Geschichte zum Anfassen

Foto: Andreas Maxbauer

Neben ihrer reinen Parlaments- und Verwaltungsfunktion dienen Rathäuser vor allem der Repräsentation, das ist wohl überall auf der Welt so. Sie sollen vom Status einer Stadt künden, von ihrer Macht, ihrer Größe oder ihrer Tradition bzw. Fortschrittlichkeit. So nimmt es nicht Wunder, dass viele von ihnen mit ihren Kuppeln und Türmen wie Schlösser oder Burgen daherkommen, schließlich ist man ja wer und der Bürgerstolz zeigt sich gern. Manchmal lohnt sich ein genauerer Blick auf die schmucke Fassade, denn einige Rathäuser erzählen dort ihre Stadtgeschichte in Geschichten, zum Beispiel durch Statuen oder Reliefs ihrer Stadtgründer oder -väter.

Dass sich Till Eulenspiegel vom gründerzeitlichen Rathaus blickt wusste ich bereits, auch die notorischen Löwen nebst ihren Lindwürmern entdeckte ich an einer Torausfahrt. Vor ein paar Tagen bemerkte ich noch eine kleine Serie von Zeugen Braunschweiger Historie. Angelockt durch zwei gänzlich leere Informationskästen („Was möchte uns Braunschweig damit sagen?“) neben dem Haupteingang, fiel mein Blick auf deren Türgriffe. Es sind drei, aus Bronze gegossene Paare, voller lebendiger Erzählungen und Anspielungen. Obwohl ich den etwas eigenartig trockenen Humor der Braunschweiger liebe, war ich überrascht, denn so etwas hätte ich eher in Köln erwartet, aber nicht hier am Sitz einer staubtrockenen niedersächsischen Kommunalverwaltung.

Die insgesamt sechs, von Siegfried Neuenhausen geschaffenen Türgriffe demonstrieren die starke Rolle des Braunschweiger Bürgertums, naturgemäß spielt auch die Wirtschaft eine Rolle.

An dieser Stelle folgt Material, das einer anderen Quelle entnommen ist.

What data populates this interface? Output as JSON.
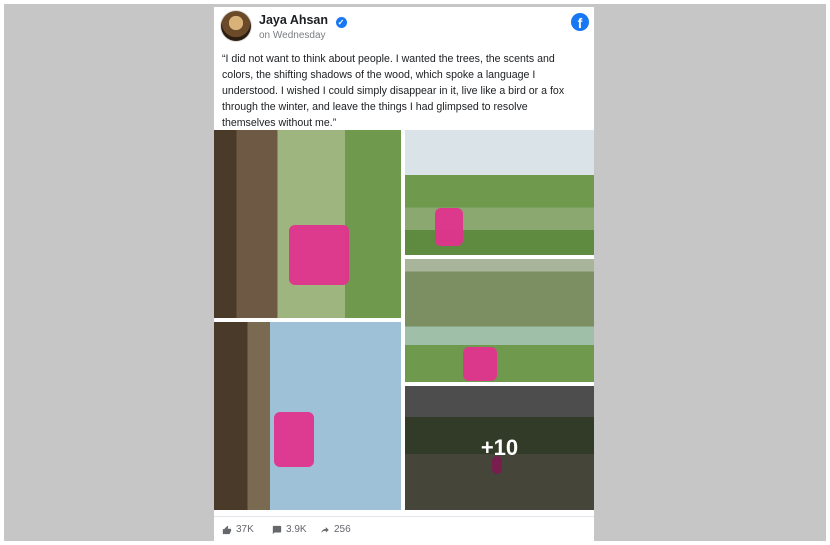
{
  "post": {
    "author_name": "Jaya Ahsan",
    "time_text": "on Wednesday",
    "text": "“I did not want to think about people. I wanted the trees, the scents and colors, the shifting shadows of the wood, which spoke a language I understood. I wished I could simply disappear in it, live like a bird or a fox through the winter, and leave the things I had glimpsed to resolve themselves without me.”",
    "more_photos_label": "+10",
    "stats": {
      "likes": "37K",
      "comments": "3.9K",
      "shares": "256"
    }
  },
  "icons": {
    "facebook": "facebook-icon",
    "verified": "verified-badge-icon",
    "like": "thumbs-up-icon",
    "comment": "comment-icon",
    "share": "share-icon"
  },
  "colors": {
    "facebook_blue": "#1877f2",
    "accent_pink": "#e0338e"
  }
}
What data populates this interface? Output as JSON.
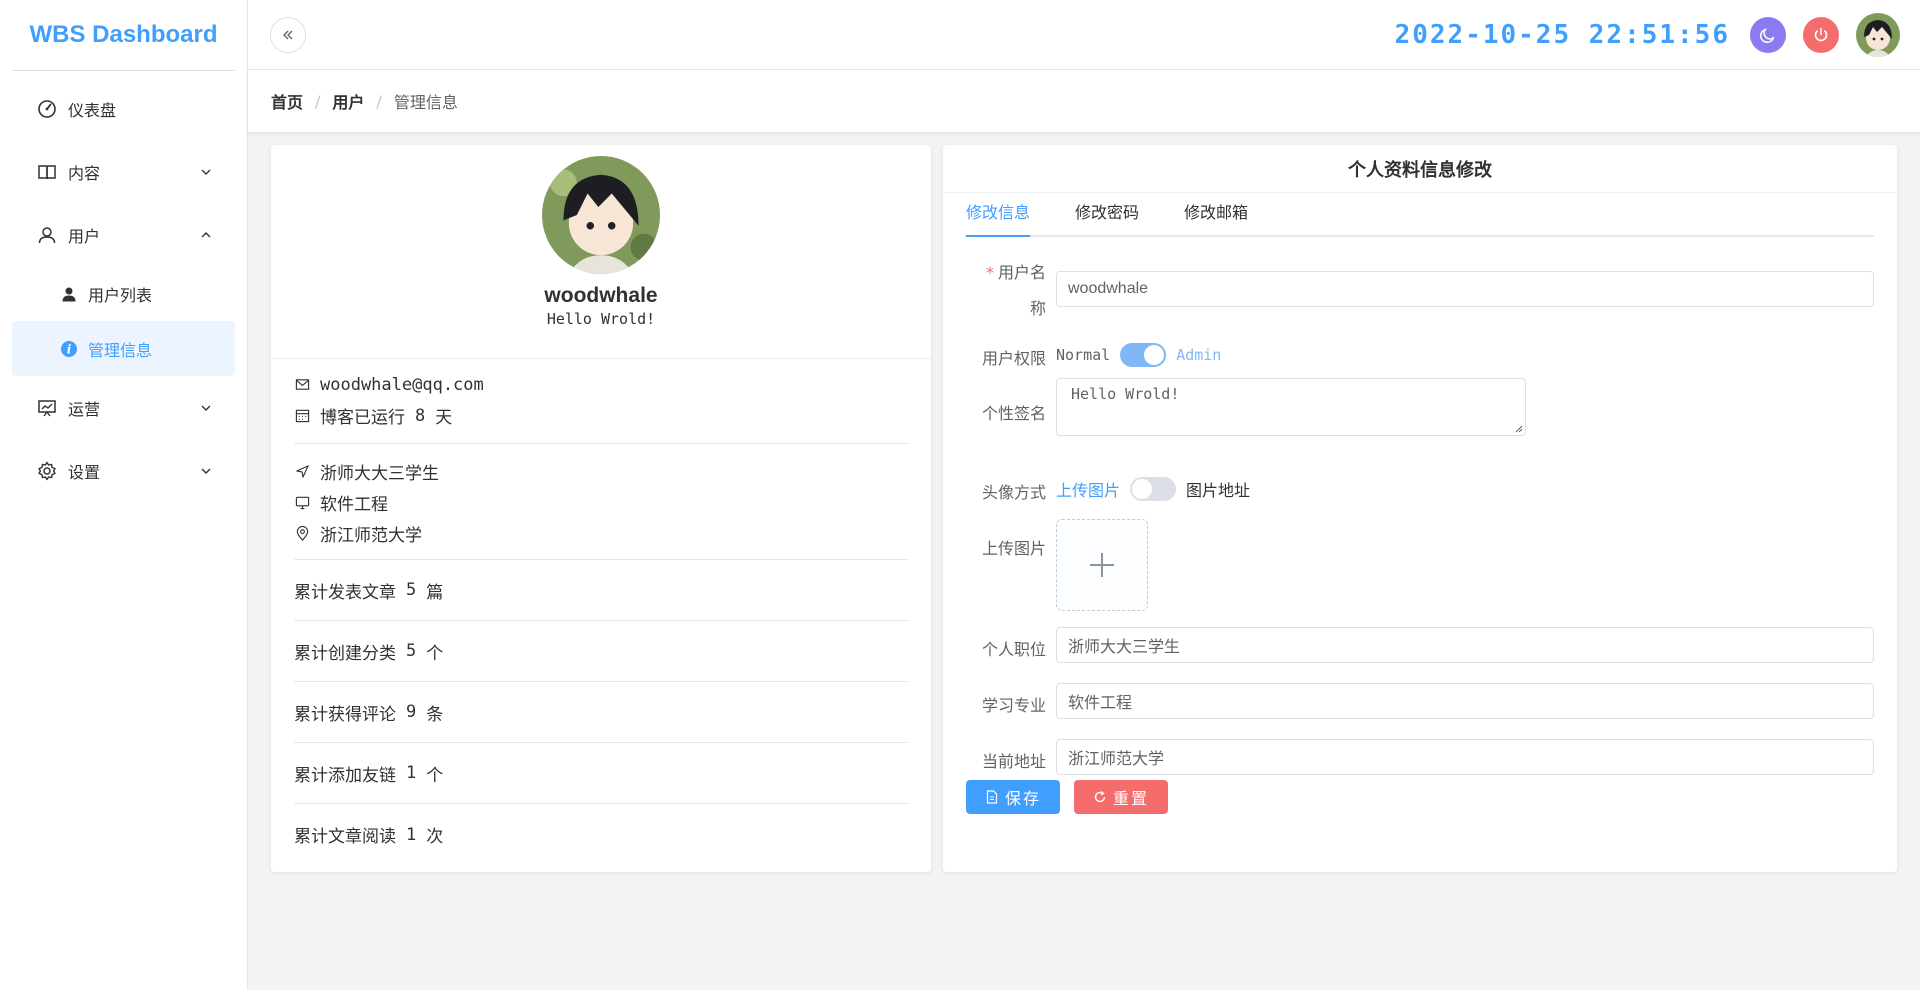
{
  "brand": "WBS Dashboard",
  "sidebar": {
    "items": [
      {
        "label": "仪表盘",
        "icon": "dashboard-icon"
      },
      {
        "label": "内容",
        "icon": "book-icon"
      },
      {
        "label": "用户",
        "icon": "user-icon"
      },
      {
        "label": "运营",
        "icon": "presentation-chart-icon"
      },
      {
        "label": "设置",
        "icon": "gear-icon"
      }
    ],
    "sub_items": [
      {
        "label": "用户列表",
        "icon": "user-filled-icon"
      },
      {
        "label": "管理信息",
        "icon": "info-icon"
      }
    ]
  },
  "header": {
    "clock": "2022-10-25 22:51:56"
  },
  "breadcrumb": [
    "首页",
    "用户",
    "管理信息"
  ],
  "profile": {
    "name": "woodwhale",
    "signature": "Hello Wrold!",
    "email": "woodwhale@qq.com",
    "running_prefix": "博客已运行",
    "running_days": "8",
    "running_unit": "天",
    "position": "浙师大大三学生",
    "major": "软件工程",
    "location": "浙江师范大学"
  },
  "stats": [
    {
      "label": "累计发表文章",
      "value": "5",
      "unit": "篇"
    },
    {
      "label": "累计创建分类",
      "value": "5",
      "unit": "个"
    },
    {
      "label": "累计获得评论",
      "value": "9",
      "unit": "条"
    },
    {
      "label": "累计添加友链",
      "value": "1",
      "unit": "个"
    },
    {
      "label": "累计文章阅读",
      "value": "1",
      "unit": "次"
    }
  ],
  "edit": {
    "title": "个人资料信息修改",
    "tabs": [
      "修改信息",
      "修改密码",
      "修改邮箱"
    ],
    "labels": {
      "username_a": "用户名",
      "username_b": "称",
      "permission": "用户权限",
      "signature": "个性签名",
      "avatar_mode": "头像方式",
      "upload": "上传图片",
      "position": "个人职位",
      "major": "学习专业",
      "address": "当前地址"
    },
    "username": "woodwhale",
    "perm_off": "Normal",
    "perm_on": "Admin",
    "signature": "Hello Wrold!",
    "avatar_opt_a": "上传图片",
    "avatar_opt_b": "图片地址",
    "position": "浙师大大三学生",
    "major": "软件工程",
    "address": "浙江师范大学",
    "save": "保存",
    "reset": "重置"
  },
  "colors": {
    "accent": "#409eff",
    "danger": "#f56c6c",
    "dark_toggle": "#8a7cf0"
  }
}
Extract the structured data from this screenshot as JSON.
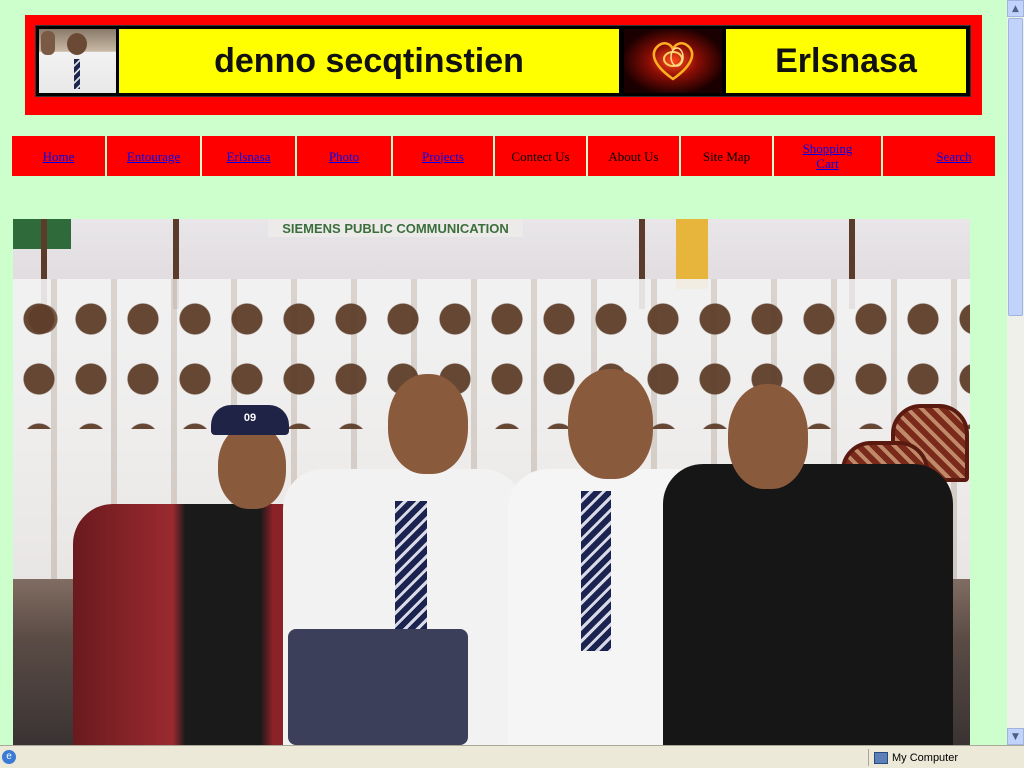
{
  "banner": {
    "title_left": "denno secqtinstien",
    "title_right": "Erlsnasa"
  },
  "nav": {
    "items": [
      {
        "label": "Home",
        "link": true
      },
      {
        "label": "Entourage",
        "link": true
      },
      {
        "label": "Erlsnasa",
        "link": true
      },
      {
        "label": "Photo",
        "link": true
      },
      {
        "label": "Projects",
        "link": true
      },
      {
        "label": "Contect Us",
        "link": false
      },
      {
        "label": "About Us",
        "link": false
      },
      {
        "label": "Site Map",
        "link": false
      },
      {
        "label": "Shopping Cart",
        "link": true
      },
      {
        "label": "Search",
        "link": true
      }
    ]
  },
  "photo": {
    "banner_text": "SIEMENS PUBLIC COMMUNICATION",
    "cap_text": "09"
  },
  "statusbar": {
    "zone": "My Computer"
  },
  "colors": {
    "page_background": "#ccffcc",
    "banner_red": "#ff0000",
    "title_yellow": "#ffff00",
    "nav_red": "#ff0000",
    "link_blue": "#0000ee"
  }
}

Des Weiteren erhalten einige städtischen Originale hier ihren Platz – es ist Geschichte zum Anfassen im Wortsinn.

Beginnen wir mit der linken der drei Eingangstüren. Links oben auf dem linken Türgriff ist Till Eulenspiegel zu sehen, gut erkennbar an seiner Narrenkappe und dem Spiegel, den er den Bürger gerne vorhielt. Es ist zwar nur eine literarische Figur, die jedoch in Braunschweig angesiedelt ist. Selbstherrliches und damit meistens verblendetes Bürgertum lässt sich aber überall wunderbar vorführen – je stolzer sie sind, desto größer der Spott.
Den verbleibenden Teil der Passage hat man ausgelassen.